Conflitos desta natureza sempre existirão em matéria legislativa, mas aprovar uma regra que se pretende duradoura para um segmento tão crucial para o futuro do país sem investigar se as denúncias procedem ou não é agir de forma muito temerária. Quando não há sequer a convicção sobre o mérito das mudanças apreciadas, proceder desta maneira beira a irresponsabilidade.
Pelos portos, passam 90% das cargas exportadas e importadas pelo Brasil. Desnecessário dizer como eles são fundamentais para impedir que o país sufoque de vez, asfixiado por uma logística em frangalhos. A capacidade de movimentação dos terminais – 370 milhões de toneladas atualmente – já ultrapassou todos os seus limites. Precisaria mais que isso para justificar atenção especial do governo ao assunto?
A mudança nos portos demandaria um arcabouço legal com a consistência de uma reforma estrutural, em formato de projeto de lei a ser exaustivamente discutido e aperfeiçoado no Congresso. Seria a forma de assegurar que a sociedade, especialistas e todos os setores afetados fossem efetivamente ouvidos e a melhor solução, alcançada.
Foi assim em 1993, quando o governo Itamar Franco aprovou a lei que atualmente rege o setor. O que lá atrás demandou três anos de discussões, o governo quis agora resolver em cinco meses. E ameaça, se for derrotado no Congresso, vetar o que bem lhe aprouver e alterar tudo depois por meio de decretos e regulamentos.
A situação da nossa infraestrutura ficou mais delicada nestes 20 anos, a logística passou a demandar soluções cada vez mais complexas, o país cresceu. Mas o governo petista parece ter achado que bastava ligar o seu trator e passá-lo sobre o Congresso para superar os desafios.
Talvez o governo Dilma aja desta maneira na ânsia de recuperar o tempo perdido pela resistência dogmática dela e do PT à maior participação privada nos investimentos de que o país necessita. Talvez seja por mera incompetência mesmo. O mais provável é que a razão seja uma mistura das duas coisas.

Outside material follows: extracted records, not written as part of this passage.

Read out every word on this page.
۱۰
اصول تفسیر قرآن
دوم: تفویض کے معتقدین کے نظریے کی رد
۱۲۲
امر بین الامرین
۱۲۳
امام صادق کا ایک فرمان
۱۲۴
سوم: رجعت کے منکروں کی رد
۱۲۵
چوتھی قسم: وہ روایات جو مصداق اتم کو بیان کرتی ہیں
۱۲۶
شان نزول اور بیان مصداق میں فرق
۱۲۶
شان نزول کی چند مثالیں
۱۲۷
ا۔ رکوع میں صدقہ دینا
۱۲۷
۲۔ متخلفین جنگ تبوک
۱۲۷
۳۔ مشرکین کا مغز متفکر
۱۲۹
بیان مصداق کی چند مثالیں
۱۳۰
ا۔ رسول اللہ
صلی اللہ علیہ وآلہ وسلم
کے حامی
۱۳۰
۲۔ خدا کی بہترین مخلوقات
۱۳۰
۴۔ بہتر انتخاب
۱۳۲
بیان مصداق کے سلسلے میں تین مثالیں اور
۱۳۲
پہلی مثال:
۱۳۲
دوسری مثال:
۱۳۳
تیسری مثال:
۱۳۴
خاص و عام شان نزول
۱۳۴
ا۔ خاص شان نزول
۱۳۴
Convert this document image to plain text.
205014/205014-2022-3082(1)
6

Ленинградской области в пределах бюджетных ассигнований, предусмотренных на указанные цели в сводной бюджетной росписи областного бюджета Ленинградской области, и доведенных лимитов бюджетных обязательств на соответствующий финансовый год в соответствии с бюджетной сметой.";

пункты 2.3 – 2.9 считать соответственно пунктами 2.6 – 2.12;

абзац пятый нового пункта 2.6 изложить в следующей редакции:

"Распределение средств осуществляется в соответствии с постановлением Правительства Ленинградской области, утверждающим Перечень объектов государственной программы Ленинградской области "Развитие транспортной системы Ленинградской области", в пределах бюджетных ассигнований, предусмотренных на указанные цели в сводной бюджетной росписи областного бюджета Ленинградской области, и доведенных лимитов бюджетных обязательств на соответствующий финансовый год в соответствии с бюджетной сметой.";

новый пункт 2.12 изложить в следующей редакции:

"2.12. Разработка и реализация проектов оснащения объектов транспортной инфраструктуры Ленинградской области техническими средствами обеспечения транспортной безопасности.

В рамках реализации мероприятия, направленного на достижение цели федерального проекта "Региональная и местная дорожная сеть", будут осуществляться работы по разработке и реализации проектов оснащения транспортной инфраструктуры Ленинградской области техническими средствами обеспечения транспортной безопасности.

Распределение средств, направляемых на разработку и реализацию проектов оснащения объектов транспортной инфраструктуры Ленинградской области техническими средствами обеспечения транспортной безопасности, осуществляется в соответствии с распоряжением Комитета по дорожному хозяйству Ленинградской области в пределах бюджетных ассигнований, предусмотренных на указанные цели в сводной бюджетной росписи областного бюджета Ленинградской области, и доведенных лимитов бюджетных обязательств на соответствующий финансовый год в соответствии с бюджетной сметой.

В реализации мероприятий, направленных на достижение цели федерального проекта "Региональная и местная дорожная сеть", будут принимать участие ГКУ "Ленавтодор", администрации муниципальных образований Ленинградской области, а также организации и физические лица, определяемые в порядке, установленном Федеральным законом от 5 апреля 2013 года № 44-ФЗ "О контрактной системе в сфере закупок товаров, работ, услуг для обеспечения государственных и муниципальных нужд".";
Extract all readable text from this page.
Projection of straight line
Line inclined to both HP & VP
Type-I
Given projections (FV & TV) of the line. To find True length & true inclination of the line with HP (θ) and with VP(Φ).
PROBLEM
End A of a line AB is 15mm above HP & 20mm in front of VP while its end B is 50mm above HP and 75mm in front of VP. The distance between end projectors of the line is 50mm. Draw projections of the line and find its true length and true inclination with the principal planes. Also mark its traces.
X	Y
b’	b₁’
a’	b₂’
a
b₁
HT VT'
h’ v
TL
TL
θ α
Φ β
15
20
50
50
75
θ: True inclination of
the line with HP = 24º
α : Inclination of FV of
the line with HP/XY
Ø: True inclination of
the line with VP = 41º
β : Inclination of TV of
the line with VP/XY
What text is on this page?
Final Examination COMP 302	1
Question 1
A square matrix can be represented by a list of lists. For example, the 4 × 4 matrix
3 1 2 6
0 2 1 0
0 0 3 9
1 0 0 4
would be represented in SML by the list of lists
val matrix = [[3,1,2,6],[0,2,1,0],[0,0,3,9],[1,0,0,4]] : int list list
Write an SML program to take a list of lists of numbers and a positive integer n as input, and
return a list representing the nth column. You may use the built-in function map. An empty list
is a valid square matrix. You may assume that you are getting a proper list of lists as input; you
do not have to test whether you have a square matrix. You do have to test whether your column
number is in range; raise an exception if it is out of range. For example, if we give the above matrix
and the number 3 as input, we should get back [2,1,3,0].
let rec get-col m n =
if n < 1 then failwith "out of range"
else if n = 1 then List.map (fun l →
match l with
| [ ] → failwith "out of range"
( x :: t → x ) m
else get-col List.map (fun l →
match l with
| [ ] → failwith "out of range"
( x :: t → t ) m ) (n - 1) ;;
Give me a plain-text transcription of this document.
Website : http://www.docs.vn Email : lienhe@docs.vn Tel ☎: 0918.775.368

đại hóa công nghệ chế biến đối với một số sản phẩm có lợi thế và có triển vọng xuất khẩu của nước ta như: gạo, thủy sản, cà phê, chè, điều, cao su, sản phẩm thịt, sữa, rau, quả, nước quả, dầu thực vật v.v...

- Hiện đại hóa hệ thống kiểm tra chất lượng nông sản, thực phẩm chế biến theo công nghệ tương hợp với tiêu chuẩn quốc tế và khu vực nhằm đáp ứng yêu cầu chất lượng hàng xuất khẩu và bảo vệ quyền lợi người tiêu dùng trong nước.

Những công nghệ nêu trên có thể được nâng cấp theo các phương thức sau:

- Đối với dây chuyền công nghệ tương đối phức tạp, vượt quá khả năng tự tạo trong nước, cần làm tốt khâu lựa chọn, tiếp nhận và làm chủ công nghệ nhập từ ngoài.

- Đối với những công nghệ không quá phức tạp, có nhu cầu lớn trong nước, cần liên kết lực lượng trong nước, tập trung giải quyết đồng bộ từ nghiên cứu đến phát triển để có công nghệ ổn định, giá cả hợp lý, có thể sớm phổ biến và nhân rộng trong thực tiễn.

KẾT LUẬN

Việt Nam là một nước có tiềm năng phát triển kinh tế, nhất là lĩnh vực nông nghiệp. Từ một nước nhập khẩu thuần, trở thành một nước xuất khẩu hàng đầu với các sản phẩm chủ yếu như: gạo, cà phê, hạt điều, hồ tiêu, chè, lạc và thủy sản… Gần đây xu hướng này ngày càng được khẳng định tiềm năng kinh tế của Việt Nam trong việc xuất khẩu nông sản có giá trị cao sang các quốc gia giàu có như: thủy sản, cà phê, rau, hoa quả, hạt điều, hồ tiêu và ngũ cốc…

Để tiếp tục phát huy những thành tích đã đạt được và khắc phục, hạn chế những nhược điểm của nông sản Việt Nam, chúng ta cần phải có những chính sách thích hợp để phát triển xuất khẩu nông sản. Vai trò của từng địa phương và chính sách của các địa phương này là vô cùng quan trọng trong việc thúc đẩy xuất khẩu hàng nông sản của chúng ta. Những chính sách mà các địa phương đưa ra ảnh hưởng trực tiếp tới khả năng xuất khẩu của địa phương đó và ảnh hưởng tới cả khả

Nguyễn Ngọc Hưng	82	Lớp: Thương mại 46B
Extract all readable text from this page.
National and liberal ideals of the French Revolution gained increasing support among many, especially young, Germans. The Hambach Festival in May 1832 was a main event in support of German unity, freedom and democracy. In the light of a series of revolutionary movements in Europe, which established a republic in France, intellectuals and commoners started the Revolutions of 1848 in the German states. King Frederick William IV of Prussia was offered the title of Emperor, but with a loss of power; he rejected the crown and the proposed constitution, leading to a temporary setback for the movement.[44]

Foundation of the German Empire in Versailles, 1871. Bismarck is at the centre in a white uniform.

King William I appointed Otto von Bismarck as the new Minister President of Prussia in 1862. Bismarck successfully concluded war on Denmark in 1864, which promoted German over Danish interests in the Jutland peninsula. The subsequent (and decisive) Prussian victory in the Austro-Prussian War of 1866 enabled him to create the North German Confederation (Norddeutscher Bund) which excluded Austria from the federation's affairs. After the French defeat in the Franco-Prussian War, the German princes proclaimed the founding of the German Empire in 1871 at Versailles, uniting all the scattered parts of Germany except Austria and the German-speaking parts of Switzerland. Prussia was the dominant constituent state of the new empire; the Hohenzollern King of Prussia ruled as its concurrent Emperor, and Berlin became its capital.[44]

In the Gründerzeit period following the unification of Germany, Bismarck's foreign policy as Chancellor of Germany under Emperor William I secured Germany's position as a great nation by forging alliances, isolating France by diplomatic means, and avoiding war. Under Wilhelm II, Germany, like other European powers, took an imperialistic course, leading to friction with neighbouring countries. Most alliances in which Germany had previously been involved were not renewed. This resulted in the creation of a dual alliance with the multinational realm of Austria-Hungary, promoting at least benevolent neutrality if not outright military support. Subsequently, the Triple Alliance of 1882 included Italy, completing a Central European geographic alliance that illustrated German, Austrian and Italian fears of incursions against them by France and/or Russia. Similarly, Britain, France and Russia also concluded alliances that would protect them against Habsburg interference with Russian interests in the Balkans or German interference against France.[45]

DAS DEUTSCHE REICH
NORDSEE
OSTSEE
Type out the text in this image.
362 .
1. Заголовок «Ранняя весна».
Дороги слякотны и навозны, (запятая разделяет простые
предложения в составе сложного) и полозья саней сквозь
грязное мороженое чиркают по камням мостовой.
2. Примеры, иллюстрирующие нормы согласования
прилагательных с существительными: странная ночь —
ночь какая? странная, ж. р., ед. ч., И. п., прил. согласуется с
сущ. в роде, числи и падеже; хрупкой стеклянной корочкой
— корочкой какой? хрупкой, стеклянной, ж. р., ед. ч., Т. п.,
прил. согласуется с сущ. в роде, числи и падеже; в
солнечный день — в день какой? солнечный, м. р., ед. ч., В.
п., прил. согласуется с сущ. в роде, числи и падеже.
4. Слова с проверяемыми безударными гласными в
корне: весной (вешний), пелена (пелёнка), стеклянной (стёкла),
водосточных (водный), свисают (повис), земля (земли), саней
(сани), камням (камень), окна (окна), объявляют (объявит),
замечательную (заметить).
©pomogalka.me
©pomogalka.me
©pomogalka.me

Avançamos para completar o 11° ano de gestão petista e o terceiro do governo da presidente. Mas os problemas do país continuam a ser enfrentados na base do improviso, na undécima hora, numa eterna corrida contra o tempo e embalados em tenebrosas negociações. Este espetáculo mambembe e aterrorizante só produz monstros e assombrações.